Question

In September 2011, Gallup surveyed 1,004 American adults and asked them whether they blamed Barack Obama a great deal, a moderate amount, not much, or not at all for U.S. economic problems. The results showed that 53% of respondents blamed Barack Obama a great deal or a moderate amount. Calculate the 99% confidence interval for the proportion of all American adults who blame Barack Obama a great deal or a moderate amount for U.S. economic problems.

Answer 1

Answer:

The 99% confidence interval for the proportion of all American adults who blame Barack Obama a great deal or a moderate amount for U.S. economic problems is (0.4894, 0.5706)..

Step-by-step explanation:

In a sample with a number n of people surveyed with a probability of a success of $\pi$, and a confidence level of $1-\alpha$, we have the following confidence interval of proportions.

$\pi \pm z\sqrt{\frac{\pi(1-\pi)}{n}}$

In which

z is the zscore that has a pvalue of $1 - \frac{\alpha}{2}$.

For this problem, we have that:

$n = 1004, \pi = 0.53$

99% confidence level

So $\alpha = 0.01$, z is the value of Z that has a pvalue of $1 - \frac{0.01}{2} = 0.995$, so $Z = 2.575$.

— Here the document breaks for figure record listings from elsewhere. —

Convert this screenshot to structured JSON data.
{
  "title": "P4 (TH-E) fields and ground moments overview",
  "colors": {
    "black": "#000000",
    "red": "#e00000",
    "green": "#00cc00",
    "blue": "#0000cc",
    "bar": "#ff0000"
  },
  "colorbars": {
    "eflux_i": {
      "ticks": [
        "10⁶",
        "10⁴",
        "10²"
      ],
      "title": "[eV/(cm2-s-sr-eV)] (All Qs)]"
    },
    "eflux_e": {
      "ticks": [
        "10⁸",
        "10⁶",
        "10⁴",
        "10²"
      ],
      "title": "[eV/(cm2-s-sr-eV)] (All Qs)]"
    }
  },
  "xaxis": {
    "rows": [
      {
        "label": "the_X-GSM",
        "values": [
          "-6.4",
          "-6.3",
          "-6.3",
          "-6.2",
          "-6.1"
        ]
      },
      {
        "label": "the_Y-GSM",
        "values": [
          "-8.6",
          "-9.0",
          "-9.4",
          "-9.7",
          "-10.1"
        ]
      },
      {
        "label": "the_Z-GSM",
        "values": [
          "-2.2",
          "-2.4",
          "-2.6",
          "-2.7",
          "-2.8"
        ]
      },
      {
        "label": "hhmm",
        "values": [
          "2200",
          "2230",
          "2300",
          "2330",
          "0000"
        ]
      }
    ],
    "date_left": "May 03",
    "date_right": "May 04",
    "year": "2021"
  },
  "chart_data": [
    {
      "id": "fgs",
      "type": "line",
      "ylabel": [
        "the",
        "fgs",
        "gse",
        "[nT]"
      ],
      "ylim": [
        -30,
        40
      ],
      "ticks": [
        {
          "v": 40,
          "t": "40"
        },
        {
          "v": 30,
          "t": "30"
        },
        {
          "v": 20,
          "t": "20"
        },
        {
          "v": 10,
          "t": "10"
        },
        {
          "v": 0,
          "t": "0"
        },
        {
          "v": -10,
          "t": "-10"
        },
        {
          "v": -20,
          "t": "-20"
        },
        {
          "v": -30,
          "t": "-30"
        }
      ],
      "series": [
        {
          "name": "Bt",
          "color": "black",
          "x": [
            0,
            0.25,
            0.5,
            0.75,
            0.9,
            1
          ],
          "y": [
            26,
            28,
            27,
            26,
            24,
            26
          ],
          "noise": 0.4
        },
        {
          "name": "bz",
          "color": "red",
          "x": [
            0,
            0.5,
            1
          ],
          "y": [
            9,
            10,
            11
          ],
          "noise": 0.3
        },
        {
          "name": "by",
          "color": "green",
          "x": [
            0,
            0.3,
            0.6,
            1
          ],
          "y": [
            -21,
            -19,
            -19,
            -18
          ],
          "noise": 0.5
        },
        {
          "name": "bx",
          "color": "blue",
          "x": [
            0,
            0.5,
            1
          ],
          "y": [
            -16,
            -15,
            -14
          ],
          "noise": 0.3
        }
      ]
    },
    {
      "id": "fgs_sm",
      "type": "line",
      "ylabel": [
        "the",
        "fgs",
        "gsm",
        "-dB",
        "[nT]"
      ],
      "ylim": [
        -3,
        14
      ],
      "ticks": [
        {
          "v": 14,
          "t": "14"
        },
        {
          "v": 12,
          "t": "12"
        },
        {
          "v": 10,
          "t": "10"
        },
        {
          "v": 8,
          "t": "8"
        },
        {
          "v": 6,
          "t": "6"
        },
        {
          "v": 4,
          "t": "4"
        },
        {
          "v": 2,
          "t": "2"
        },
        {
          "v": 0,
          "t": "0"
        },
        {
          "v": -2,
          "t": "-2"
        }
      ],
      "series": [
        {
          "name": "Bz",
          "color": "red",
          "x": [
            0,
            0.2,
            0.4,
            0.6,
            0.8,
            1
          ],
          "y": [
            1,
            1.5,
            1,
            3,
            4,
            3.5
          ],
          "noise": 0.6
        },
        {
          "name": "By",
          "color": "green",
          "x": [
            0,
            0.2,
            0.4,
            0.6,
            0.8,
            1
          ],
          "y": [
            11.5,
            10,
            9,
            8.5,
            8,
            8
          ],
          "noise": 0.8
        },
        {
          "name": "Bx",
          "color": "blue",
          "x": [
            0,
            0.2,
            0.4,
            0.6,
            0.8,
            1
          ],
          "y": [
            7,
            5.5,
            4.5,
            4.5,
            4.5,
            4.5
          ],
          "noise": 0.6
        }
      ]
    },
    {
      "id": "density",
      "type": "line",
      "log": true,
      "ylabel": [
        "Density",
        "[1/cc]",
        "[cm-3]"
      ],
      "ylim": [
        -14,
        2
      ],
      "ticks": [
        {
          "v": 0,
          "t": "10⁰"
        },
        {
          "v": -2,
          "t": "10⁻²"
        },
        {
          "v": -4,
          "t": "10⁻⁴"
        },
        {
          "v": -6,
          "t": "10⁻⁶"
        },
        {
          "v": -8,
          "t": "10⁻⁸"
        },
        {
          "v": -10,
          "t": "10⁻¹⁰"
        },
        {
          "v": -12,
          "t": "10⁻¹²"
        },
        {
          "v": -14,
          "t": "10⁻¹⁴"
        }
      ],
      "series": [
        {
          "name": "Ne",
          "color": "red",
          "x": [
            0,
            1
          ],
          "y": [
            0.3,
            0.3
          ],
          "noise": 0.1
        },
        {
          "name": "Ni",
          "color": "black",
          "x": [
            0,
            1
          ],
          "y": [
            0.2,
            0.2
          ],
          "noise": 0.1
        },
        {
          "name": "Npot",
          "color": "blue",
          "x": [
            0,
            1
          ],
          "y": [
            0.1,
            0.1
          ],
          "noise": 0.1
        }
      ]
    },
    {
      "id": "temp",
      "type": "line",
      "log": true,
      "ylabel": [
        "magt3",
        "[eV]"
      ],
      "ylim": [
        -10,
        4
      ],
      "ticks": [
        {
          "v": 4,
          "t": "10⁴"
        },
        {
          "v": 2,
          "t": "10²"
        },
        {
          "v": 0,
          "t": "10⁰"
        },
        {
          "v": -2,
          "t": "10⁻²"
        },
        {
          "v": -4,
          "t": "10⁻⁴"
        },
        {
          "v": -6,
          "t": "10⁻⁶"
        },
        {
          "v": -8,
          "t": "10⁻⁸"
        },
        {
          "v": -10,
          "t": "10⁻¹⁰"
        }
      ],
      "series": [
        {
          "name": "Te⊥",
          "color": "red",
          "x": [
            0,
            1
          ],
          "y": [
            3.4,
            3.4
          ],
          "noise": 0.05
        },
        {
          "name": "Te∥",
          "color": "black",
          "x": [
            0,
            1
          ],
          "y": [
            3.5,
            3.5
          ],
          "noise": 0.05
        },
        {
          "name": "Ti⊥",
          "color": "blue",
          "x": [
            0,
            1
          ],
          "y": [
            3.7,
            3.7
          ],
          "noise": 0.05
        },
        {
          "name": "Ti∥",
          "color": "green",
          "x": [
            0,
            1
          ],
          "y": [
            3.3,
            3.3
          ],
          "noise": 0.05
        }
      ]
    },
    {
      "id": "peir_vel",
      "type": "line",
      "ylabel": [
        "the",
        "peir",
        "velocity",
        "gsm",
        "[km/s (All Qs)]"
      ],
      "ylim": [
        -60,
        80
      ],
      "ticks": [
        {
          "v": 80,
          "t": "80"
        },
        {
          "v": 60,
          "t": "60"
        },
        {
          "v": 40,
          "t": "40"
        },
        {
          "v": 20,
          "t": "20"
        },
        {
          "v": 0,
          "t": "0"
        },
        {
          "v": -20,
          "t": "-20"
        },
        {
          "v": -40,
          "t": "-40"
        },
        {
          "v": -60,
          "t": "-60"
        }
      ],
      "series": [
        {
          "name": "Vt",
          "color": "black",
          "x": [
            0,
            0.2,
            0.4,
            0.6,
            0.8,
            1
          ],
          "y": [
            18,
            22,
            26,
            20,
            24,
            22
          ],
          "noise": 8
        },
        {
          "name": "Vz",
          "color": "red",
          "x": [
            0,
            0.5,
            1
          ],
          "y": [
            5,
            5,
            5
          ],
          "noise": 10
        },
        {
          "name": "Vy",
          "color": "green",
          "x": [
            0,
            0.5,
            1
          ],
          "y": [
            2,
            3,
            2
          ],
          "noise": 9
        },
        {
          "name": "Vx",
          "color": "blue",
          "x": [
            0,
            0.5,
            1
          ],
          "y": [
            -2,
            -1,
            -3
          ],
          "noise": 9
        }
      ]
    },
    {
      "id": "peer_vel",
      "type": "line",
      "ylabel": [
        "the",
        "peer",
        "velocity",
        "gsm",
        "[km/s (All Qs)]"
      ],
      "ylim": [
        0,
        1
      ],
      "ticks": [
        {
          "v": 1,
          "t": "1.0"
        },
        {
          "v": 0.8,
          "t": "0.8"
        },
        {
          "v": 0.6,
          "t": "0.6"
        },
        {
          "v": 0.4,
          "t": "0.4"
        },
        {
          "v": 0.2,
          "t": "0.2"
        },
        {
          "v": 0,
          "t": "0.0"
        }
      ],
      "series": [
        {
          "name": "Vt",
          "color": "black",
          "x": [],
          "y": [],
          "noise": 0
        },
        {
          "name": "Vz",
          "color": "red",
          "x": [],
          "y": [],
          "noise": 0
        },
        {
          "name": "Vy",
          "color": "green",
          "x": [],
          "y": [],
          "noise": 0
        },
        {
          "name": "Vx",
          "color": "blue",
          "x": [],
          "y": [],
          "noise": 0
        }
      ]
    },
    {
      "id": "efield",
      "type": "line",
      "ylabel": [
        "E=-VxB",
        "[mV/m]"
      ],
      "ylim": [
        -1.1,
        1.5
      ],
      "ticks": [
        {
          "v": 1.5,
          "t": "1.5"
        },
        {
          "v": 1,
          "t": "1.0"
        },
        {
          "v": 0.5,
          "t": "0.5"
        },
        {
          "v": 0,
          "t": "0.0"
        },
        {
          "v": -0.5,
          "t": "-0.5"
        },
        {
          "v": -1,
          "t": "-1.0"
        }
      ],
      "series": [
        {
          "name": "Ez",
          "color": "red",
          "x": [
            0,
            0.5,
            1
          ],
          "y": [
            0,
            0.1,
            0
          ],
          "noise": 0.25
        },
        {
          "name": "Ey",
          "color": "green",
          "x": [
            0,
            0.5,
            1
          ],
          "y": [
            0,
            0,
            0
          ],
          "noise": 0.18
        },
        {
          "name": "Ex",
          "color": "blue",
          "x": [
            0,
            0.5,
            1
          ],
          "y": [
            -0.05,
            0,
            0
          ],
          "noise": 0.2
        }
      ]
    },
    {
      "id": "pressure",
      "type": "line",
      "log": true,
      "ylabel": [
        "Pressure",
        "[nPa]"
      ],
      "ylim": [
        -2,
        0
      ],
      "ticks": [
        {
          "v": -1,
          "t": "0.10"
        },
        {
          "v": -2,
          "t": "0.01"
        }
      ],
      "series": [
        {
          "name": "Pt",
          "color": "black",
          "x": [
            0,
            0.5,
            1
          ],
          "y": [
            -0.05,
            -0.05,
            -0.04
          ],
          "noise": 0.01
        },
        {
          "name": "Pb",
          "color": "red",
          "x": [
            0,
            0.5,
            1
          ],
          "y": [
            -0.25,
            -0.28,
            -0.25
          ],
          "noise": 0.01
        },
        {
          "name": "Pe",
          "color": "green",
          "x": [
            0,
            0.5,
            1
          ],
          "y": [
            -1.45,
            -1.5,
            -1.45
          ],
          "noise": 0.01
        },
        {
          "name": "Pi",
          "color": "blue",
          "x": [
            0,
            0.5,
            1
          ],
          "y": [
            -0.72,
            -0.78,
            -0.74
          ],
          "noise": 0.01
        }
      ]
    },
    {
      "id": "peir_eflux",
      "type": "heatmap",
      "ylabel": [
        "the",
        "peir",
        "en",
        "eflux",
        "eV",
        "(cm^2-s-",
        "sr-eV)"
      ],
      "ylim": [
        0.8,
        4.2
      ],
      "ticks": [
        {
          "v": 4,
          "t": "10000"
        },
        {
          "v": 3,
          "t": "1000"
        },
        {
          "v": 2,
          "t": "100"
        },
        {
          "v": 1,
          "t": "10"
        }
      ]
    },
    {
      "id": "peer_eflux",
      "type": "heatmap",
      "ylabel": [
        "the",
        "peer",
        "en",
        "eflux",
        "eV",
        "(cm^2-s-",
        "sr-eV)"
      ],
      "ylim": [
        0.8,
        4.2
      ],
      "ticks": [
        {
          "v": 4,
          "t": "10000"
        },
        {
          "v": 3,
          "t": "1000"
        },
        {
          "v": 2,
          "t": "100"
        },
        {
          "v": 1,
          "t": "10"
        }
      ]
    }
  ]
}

The lower limit of this interval is:

$\pi - z\sqrt{\frac{\pi(1-\pi)}{n}} = 0.53 - 2.575\sqrt{\frac{0.53*0.47}{1004}} = 0.4894$

The upper limit of this interval is:

$\pi + z\sqrt{\frac{\pi(1-\pi)}{n}} = 0.53 - 2.575\sqrt{\frac{0.53*0.47}{1004}} = 0.5706$

The 99% confidence interval for the proportion of all American adults who blame Barack Obama a great deal or a moderate amount for U.S. economic problems is (0.4894, 0.5706)..